Bernasib Sama

140 10 0
                                    

Setelah bel pulang berbunyi, aku bergegas meninggalkan kelas dan menuju kelas Dinda. Aku sudah janji mau menemani Dinda keliling pusat perbelanjaan dan kebetulan aku juga sudah dapat izin dari pak suami.

Aku berdiri di depan kelas Dinda dan tidak lama, Dinda mendekatiku sambil membawa tumpukan buku tebal.

“Anterin gue ke ruang guru dulu,” kata Dinda.

Aku mengangguk, lalu mengikuti Dinda yang berjalan menuju ruang guru. Samar-samar aku melihat Pak Arkan sedang berdiri dekat dengan siswi yang sangat aku kenal.

“Ngapain Lusi sama Pak Arkan?” tanya Dinda.

“Ngga tahu,” jawabku.

Aku memerhatikan mereka dari kejauhan dan menyimak obrolan mereka. Aku yakin Lusi pasti berusaha mendekati Pak Arkan yang memiliki predikat sebagai guru paling ganteng dan kaya raya di sekolah ini.

“Pak, anterin saya pulang dong. Saya takut kalau pulang sendirian.” Lusi berkata dengan suara memohon dan memegang lengan Pak Arkan.

“Saya ngga bisa.” Pak Arkan menolak.

“Kenapa, Pak? Pacar bapak ngga tahu kok, lagi pula apa salahnya antar saya? Siapa tahu saya lebih baik dari pacar bapak,” ucap Lusi.

Lusi membujuk Pak Arkan dengan sorotan mata yang berkaca-kaca supaya Pak Arkan iba padanya.

“Ih centil banget jadi cewek. Ngga bisa dibiarin,” kata Dinda.

Tiba-tiba Dinda menarik tanganku dan berjalan mendekati Pak Arkan, lalu Dinda mendorong Lusi dan menarik tangannya menjauh dari Pak Arkan.

“Apaan si lo, tarik-menarik gue!” seru Lusi tidak terima.

Lusi menepis tangan Dinda dan menatapnya tajam.
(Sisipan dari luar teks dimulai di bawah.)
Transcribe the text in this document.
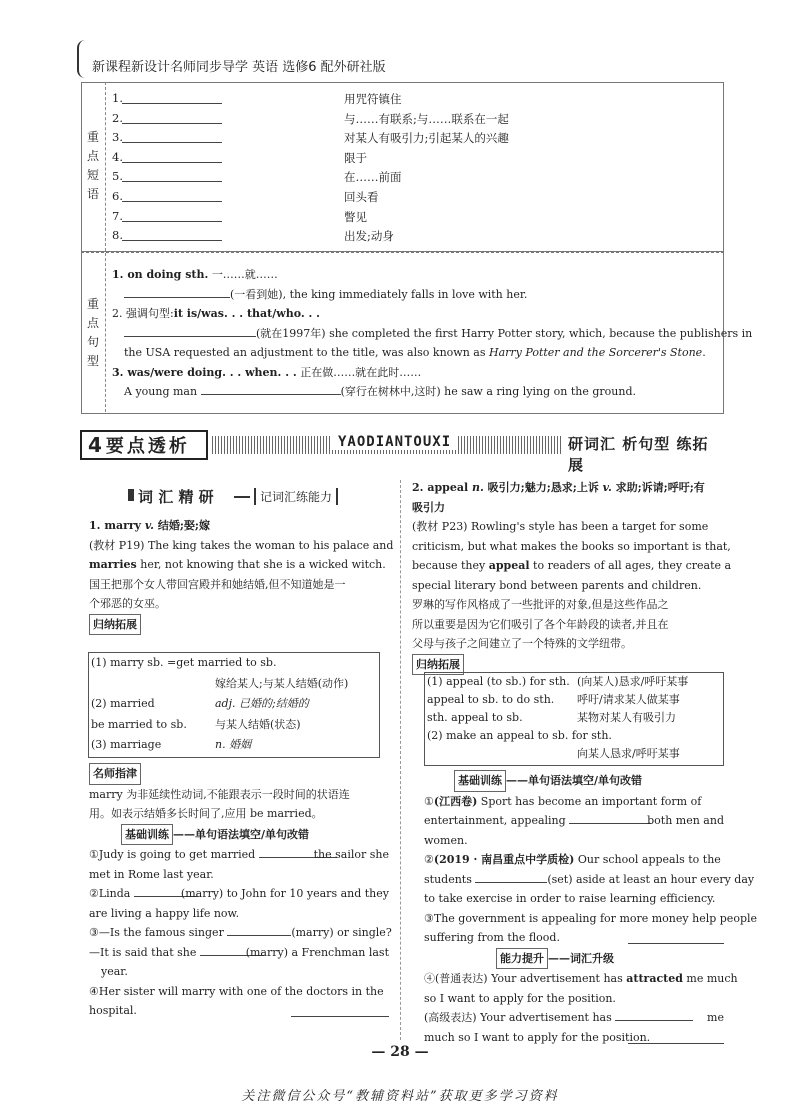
新课程新设计名师同步导学 英语 选修6 配外研社版
重
点
短
语
1.	用咒符镇住
2.	与……有联系;与……联系在一起
3.	对某人有吸引力;引起某人的兴趣
4.	限于
5.	在……前面
6.	回头看
7.	瞥见
8.	出发;动身
重
点
句
型
1. on doing sth. 一……就……
(一看到她), the king immediately falls in love with her.
2. 强调句型:it is/was. . . that/who. . .
(就在1997年) she completed the first Harry Potter story, which, because the publishers in
the USA requested an adjustment to the title, was also known as Harry Potter and the Sorcerer's Stone.
3. was/were doing. . . when. . . 正在做……就在此时……
A young man	(穿行在树林中,这时) he saw a ring lying on the ground.
4 要点透析	YAODIANTOUXI	研词汇 析句型 练拓展
词 汇 精 研	记词汇练能力
1. marry v. 结婚;娶;嫁
(教材 P19) The king takes the woman to his palace and
marries her, not knowing that she is a wicked witch.
国王把那个女人带回宫殿并和她结婚,但不知道她是一
个邪恶的女巫。
归纳拓展
(1) marry sb. =get married to sb.
嫁给某人;与某人结婚(动作)
(2) married	adj. 已婚的;结婚的
be married to sb.	与某人结婚(状态)
(3) marriage	n. 婚姻
名师指津
marry 为非延续性动词,不能跟表示一段时间的状语连
用。如表示结婚多长时间了,应用 be married。
基础训练 ——单句语法填空/单句改错
①Judy is going to get married	the sailor she
met in Rome last year.
②Linda	(marry) to John for 10 years and they
are living a happy life now.
③—Is the famous singer	(marry) or single?
—It is said that she	(marry) a Frenchman last
year.
④Her sister will marry with one of the doctors in the
hospital.
2. appeal n. 吸引力;魅力;恳求;上诉 v. 求助;诉请;呼吁;有
吸引力
(教材 P23) Rowling's style has been a target for some
criticism, but what makes the books so important is that,
because they appeal to readers of all ages, they create a
special literary bond between parents and children.
罗琳的写作风格成了一些批评的对象,但是这些作品之
所以重要是因为它们吸引了各个年龄段的读者,并且在
父母与孩子之间建立了一个特殊的文学纽带。
归纳拓展
(1) appeal (to sb.) for sth. (向某人)恳求/呼吁某事
appeal to sb. to do sth. 呼吁/请求某人做某事
sth. appeal to sb.	某物对某人有吸引力
(2) make an appeal to sb. for sth.
向某人恳求/呼吁某事
基础训练 ——单句语法填空/单句改错
①(江西卷) Sport has become an important form of
entertainment, appealing	both men and
women.
②(2019 · 南昌重点中学质检) Our school appeals to the
students	(set) aside at least an hour every day
to take exercise in order to raise learning efficiency.
③The government is appealing for more money help people
suffering from the flood.
能力提升 ——词汇升级
④(普通表达) Your advertisement has attracted me much
so I want to apply for the position.
(高级表达) Your advertisement has	me
much so I want to apply for the position.
— 28 —
关注微信公众号“教辅资料站”获取更多学习资料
Namun, Dinda kembali mencengkeram pergelangan Lusi hingga dia merintih kesakitan.

“Ganjen banget lo jadi cewek! Pak Arkan udah ada yang punya tapi masih lo deketin, ngga malu sama predikat lo sebagai siswi paling cantik, hah?” tanya Dinda dengan tersulut emosi.

“Ribet banget sih lo. Ikut campur sama urusan orang, terserah gue mau deketin siapa pun. Lagian pacarnya Pak Arkan juga ngga tahu dan yang jelas lebih cantik gue dibanding dia,” jawab Lusi.

Aku menyimak pertengkaran Lusi dan Dinda yang kian memanas. Sesekali mataku beradu tatapan dengan mata indah milik Pak Arkan.

“Cukup! Dilarang bertengkar di sekolah ini!” tegas Pak Arkan.

“Ih bapak, dia duluan yang mulai. Masa saya didorong terus ditarik sih, tangan saya sakit tahu.” Lusi berkata suara manja dan yang muka melas, tetapi Pak Arkan justru menjaga jarak dari Lusi dan berdiri di sampingku.

“Kamu bisa sopan sama saya? Sikap kamu tidak mencerminkan sikap siswi yang benar. Apa yang Dinda lakukan itu benar, berhenti ganggu saya atau saya panggil orang tua kamu untuk datang ke sekolah?” tanya Pak Arkan dengan nada mengancam.

“Ih, bapak. Kenapa memihak mereka? Saya tuh cinta banget sama bapak dan saya mau jadi istri bapak,” tutur Lusi.

“Ngga bisa. Saya udah punya pacar,” jawab Pak Arkan.

“Bapak bohong! Coba bapak kasih tahu saya siapa pacar bapak?” tanya Lusi.

Pak Arkan menghela napas dan tiba-tiba Pak Arkan meraih tanganku, kemudian dia menggenggam jari-jemariku di depan Lusi dan Dinda.

“Dia pacarku. Sosok siswi yang aku cintai,” ungkap Pak Arkan.

Aku terbelalak, mencoba mengelak. Namun, genggaman Pak Arkan begitu kuat hingga aku tidak bisa berbuat apapun, selain pasrah oleh keadaan.